Dresdner Fernsehturm: Gibt es doch noch eine Chance?

Zwei Stadtratsanträge haben als Ziel die Wiedereröffnung des 
Fernsehturmes.
Zwei Stadtratsanträge haben als Ziel die Wiedereröffnung des Fernsehturmes.  © Steffen Füssel

Dresden - Mitte Juni wurde die Machbarkeitsstudie für eine Wiedereröffnung des Fernsehturms vorgestellt. Diese wäre laut dem Gutachten schwierig, aber machbar. Seither ist jedoch wenig passiert. Eine neue Stadtratsinitiative will das ändern.

Auf Antrag der FDP/FB-Fraktion soll OB Dirk Hilbert (45, FDP) drei wesentliche Voraussetzungen klären, damit ein Bürgerentscheid möglich ist. Zum anderen sollen vollendete Tatsachen zuungunsten des Telespargels verhindert werden.

Konkret soll Hilbert klären, ob und unter welchen Umständen die Telekom ihren Fernsehturm überhaupt der Stadt verkaufen will. Stimmt der Rat dem Antrag zu, müsste der OB zudem den genauen Sanierungsbedarf nicht nur schätzen, sondern konkret bestimmen.

Diese Summe ist Voraussetzung für ein zulässiges Bürgerbegehren, welches nicht mit ungefähren Zahlen arbeiten darf.
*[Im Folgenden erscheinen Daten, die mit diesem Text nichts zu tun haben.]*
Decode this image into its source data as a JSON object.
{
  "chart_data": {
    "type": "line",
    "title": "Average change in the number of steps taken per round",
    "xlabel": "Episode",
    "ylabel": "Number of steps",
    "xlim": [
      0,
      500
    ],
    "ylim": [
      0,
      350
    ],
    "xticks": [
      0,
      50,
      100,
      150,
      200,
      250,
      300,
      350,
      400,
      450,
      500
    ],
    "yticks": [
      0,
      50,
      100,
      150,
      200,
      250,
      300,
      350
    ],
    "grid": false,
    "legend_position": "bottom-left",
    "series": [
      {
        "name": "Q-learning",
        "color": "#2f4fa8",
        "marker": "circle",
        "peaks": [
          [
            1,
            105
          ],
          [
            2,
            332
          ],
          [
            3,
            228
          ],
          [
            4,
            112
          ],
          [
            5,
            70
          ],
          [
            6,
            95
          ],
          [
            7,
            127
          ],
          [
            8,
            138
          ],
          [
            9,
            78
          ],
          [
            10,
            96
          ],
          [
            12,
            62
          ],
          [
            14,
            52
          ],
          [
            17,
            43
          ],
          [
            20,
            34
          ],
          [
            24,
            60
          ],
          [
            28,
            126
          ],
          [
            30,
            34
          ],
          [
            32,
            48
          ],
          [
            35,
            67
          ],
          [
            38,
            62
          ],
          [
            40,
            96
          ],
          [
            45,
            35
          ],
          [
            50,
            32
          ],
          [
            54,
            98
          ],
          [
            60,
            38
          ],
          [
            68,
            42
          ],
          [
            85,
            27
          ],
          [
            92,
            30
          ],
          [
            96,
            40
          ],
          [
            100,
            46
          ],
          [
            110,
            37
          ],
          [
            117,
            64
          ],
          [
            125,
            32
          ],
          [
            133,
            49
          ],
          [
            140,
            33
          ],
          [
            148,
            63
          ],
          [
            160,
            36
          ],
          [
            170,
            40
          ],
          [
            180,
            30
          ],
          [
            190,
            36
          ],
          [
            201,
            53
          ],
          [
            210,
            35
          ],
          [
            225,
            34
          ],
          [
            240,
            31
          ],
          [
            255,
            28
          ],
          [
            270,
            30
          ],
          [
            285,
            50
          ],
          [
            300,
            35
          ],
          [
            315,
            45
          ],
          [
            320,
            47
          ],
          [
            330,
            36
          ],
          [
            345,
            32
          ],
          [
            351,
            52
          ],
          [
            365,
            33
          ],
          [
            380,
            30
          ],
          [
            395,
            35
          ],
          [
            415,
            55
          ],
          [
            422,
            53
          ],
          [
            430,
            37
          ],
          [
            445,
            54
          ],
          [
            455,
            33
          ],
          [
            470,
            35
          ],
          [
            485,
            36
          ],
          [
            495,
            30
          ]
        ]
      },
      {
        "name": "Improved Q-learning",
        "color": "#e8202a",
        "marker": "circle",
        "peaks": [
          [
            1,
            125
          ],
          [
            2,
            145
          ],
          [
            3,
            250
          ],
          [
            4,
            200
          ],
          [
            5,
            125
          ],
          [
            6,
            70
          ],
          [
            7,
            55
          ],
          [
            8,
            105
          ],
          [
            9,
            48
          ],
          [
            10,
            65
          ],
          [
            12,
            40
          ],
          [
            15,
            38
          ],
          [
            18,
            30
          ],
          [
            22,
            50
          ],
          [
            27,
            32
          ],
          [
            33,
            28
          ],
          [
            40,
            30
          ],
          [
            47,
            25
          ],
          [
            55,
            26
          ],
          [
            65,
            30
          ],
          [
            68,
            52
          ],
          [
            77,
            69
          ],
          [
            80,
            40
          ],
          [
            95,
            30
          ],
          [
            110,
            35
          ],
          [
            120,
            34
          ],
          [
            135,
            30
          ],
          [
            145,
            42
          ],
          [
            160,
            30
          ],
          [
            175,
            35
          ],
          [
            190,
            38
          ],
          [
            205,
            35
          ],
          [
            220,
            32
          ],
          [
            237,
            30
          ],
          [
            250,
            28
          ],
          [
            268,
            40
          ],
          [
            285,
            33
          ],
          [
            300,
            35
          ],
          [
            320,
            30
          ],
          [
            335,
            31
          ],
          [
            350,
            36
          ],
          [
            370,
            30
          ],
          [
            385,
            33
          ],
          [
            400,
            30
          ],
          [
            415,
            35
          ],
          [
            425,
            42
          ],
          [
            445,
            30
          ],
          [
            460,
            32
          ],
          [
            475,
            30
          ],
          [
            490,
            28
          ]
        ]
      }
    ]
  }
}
FDP-Chef Holger Zastrow (48)
FDP-Chef Holger Zastrow (48)  © Norbert Neumann

Außerdem soll eine Veränderungssperre rund um den Fernsehturm erlassen werden. FDP-Chef Holger Zastrow (48): „Aktuell gibt es Pläne, die Parkplatzflächen zu renaturieren, das wollen wir stoppen.“

Zastrow hofft auf breite Zustimmung, setzt die anderen Fraktionen dabei aber auch gehörig unter Druck: „Der Antrag ist eine Prüfung, ob die anderen Parteien zum Fernsehturm stehen. Wer ihn ablehnt, will keine Lösung.“

Ein weiterer Rettungsplan steht Gewehr bei Fuß: Die AfD-Fraktion will bereits jetzt, dass der Stadtrat einen Bürgerentscheid über den Fernsehturm initiiert. Eine Mehrheit dafür schein jedoch aussichtslos. Ein Hinderungsgrund: Solange der Turm der Telekom gehört, kann eine Wiedereröffnung gar nicht rechtssicher beschlossen werden.